Another example: Comcast is said to have slowed down streaming from Netflix, perhaps as prelude to an agreement in which Netflix paid for better service. Hard-nosed business practice — or something else?
Let’s face it, we all hate our cable companies, but what do the experts say? Some thoughts from colleagues:
- Whining? Is this a legit complaint or part of a Netflix PR campaign?
- Free? One of the fundamentals of economics: if something is free, people will use too much of it. Any sensible arrangement will charge — somehow — for internet use. And Netflix is one of the largest users.

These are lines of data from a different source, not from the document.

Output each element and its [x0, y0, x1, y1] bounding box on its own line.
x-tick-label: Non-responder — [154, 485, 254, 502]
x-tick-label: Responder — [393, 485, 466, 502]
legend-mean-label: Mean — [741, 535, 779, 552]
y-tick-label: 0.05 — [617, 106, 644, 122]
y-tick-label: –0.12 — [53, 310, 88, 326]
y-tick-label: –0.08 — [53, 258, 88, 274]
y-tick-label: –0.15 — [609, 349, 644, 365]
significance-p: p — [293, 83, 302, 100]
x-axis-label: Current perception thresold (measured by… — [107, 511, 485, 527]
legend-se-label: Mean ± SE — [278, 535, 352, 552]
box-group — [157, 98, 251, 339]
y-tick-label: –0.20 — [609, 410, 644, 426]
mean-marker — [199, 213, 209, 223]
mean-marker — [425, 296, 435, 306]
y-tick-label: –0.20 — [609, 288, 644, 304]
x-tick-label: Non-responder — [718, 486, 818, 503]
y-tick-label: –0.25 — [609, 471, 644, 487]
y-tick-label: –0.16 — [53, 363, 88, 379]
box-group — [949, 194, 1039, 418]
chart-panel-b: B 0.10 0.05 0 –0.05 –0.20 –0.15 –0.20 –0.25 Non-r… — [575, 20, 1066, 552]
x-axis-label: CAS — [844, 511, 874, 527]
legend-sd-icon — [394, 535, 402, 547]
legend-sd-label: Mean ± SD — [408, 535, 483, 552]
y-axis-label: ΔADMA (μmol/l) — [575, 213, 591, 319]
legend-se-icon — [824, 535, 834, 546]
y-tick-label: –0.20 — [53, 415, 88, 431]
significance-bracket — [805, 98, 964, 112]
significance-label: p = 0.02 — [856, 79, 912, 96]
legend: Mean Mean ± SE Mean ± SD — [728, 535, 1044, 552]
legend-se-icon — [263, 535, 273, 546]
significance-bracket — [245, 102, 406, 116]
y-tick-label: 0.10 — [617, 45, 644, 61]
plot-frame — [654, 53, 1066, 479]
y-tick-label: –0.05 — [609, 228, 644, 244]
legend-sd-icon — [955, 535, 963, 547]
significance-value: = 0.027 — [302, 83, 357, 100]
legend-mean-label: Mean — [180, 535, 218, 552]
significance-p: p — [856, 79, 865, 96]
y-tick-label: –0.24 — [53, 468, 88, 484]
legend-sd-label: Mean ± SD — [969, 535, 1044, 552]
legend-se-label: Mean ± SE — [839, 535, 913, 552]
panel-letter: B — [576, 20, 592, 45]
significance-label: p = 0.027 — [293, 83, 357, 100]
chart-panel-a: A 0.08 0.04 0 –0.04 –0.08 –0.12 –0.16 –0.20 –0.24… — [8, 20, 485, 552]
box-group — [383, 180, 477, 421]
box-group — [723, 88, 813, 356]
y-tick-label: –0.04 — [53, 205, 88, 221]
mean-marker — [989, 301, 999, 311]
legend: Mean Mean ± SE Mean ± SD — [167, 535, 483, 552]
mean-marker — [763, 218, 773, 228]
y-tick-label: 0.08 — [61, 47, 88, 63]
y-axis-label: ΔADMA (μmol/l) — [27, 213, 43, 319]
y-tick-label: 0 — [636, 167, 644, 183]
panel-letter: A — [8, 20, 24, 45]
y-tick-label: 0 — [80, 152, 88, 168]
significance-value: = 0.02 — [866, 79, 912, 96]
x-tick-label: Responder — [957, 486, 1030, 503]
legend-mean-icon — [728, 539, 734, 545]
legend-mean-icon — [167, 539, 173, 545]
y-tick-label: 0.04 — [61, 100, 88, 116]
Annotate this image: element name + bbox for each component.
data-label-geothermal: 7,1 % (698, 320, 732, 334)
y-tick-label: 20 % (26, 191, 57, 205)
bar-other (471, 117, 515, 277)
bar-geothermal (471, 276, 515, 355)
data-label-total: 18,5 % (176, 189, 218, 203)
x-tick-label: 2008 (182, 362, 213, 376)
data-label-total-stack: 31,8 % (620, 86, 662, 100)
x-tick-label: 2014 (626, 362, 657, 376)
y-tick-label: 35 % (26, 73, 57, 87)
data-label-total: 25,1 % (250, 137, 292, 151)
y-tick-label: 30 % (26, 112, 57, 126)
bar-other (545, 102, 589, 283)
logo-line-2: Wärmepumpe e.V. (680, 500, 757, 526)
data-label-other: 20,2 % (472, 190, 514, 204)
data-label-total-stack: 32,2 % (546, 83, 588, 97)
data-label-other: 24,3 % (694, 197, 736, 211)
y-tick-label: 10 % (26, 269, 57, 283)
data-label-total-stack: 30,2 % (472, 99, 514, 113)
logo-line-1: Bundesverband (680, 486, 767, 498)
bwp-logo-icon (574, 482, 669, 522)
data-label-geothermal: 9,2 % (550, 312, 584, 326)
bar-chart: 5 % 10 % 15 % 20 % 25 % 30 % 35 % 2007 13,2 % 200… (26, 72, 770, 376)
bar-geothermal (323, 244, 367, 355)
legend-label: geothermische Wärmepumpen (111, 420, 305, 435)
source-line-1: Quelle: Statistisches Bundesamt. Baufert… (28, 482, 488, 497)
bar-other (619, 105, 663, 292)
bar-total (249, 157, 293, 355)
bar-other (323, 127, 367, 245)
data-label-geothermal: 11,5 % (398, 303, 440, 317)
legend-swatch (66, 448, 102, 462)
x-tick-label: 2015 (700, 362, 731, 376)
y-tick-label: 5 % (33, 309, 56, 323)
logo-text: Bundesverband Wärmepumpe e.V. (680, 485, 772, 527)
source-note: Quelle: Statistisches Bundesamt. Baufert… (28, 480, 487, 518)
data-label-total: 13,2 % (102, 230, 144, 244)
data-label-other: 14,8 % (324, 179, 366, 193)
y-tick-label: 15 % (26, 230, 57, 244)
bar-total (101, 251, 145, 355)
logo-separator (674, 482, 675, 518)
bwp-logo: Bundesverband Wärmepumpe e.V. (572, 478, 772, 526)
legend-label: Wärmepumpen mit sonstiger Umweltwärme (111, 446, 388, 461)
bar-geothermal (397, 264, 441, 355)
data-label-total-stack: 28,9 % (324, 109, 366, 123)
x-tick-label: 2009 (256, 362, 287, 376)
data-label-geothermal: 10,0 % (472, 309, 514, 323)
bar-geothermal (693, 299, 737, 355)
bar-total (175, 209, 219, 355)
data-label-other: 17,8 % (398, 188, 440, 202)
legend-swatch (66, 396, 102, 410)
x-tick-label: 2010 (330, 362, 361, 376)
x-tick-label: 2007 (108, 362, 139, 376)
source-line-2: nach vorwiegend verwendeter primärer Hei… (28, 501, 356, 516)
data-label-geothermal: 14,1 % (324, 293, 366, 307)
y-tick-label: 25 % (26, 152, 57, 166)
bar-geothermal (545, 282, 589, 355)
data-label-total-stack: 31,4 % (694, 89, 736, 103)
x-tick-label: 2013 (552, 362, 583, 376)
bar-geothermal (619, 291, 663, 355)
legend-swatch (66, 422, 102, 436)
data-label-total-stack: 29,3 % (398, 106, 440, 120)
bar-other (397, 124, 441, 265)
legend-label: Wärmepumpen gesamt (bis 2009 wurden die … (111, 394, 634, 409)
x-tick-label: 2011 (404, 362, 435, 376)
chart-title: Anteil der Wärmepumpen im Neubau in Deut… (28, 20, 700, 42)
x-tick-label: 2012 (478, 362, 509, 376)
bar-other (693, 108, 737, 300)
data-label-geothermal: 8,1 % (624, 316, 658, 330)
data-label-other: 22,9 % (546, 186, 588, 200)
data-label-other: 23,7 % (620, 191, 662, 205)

- Illegal? Did Comcast cross a legal line if/when they slowed down access to Netflix? What makes this different from Amazon is that internet providers are often local monopolies, so antitrust law kicks in differently. For similar reasons, one of the conditions of the Comcast-NBCUniversal merger was a requirement that Comcast allow “non-discriminatory” access to its broadband network. (This and more in the Kwoka-White casebook.)
- Lost opportunity? Google makes a point out of the Adam Brandenburger playbook: look for common interests. In this case: locate Netflix servers in the same place as the internet provider. That lightens the load on the system, which is good for both Netflix and the internet provider. (But to return to the first point: Why is Google saying this?)